Monday, July 2, 2007

Rigid Body Dynamics, part 3

(Part 1 and part 2 here.)

Flat-shaded discs aren't very good for seeing rotation, so I gave them a radial pattern:



Immediately, I saw something odd: occasionally a colliding disc would start spinning, sometimes at high speed. Since collisions are currently frictionless, this should not happen.

After poking at it for an hour I pinpointed the problem. I was collecting all contacts in a list before handling any of them. However, the collision handler moves objects apart when they are interpenetrating. The contact record stores a world-space contact position, which is incorrect if the objects in question have been moved by an earlier contact resolution. In frictionless disc collisions, the collision impulse should always be aimed through the center of the disc, but due to prior movement of the disc it would sometimes be off-center, which imparted a spin to the disc.

For the moment, then, I am back to finding and handling collisions one at a time.

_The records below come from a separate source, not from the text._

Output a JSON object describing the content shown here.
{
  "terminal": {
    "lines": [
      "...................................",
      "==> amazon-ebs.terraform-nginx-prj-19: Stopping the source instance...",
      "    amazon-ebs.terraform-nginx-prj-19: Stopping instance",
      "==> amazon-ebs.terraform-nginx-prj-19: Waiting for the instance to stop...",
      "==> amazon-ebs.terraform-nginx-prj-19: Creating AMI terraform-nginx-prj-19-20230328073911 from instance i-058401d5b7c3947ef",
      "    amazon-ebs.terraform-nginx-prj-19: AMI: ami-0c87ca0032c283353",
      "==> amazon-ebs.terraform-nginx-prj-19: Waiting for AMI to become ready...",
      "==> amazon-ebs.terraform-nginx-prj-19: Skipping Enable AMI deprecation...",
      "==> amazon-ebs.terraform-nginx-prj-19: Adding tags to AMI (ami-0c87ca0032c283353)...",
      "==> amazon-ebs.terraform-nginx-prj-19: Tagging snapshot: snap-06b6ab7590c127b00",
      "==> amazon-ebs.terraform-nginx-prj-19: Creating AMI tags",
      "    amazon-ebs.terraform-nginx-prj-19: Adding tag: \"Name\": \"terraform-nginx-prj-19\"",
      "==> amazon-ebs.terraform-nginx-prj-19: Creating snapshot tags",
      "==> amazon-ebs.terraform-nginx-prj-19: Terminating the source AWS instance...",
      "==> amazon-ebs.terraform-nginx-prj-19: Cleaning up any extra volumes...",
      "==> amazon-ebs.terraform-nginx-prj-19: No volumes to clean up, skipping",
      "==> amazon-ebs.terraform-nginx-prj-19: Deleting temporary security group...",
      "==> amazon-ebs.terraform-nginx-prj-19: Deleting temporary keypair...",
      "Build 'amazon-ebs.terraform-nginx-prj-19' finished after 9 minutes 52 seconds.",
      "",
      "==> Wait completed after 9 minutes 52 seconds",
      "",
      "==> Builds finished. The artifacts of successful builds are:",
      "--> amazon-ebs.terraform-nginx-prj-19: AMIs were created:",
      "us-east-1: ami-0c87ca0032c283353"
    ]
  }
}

I'm still daunted a bit by the quadratic programming espoused by some of the papers I've been reading. I've turned up a few newer papers, and it seems like people are going in the direction I have, which is to say: integrate without worrying about constraints, then iteratively fix up problems, rather than trying to come up with a giant system of equations (or inequalities) and solve them wholesale. I don't know if that's because it's better or just easier, though.

I'm currently trying to see if I can add friction to my current model, without going to the giant-system-of-equations approach. I need friction in order to implement things like wheels. Friction is usually modeled as two different kinds: resistance to motion while in motion (dynamic friction), and resistance to motion while stationary (static friction). A rolling wheel makes use of static friction since the part touching the ground is stationary with respect to it. A skidding wheel experiences dynamic friction instead.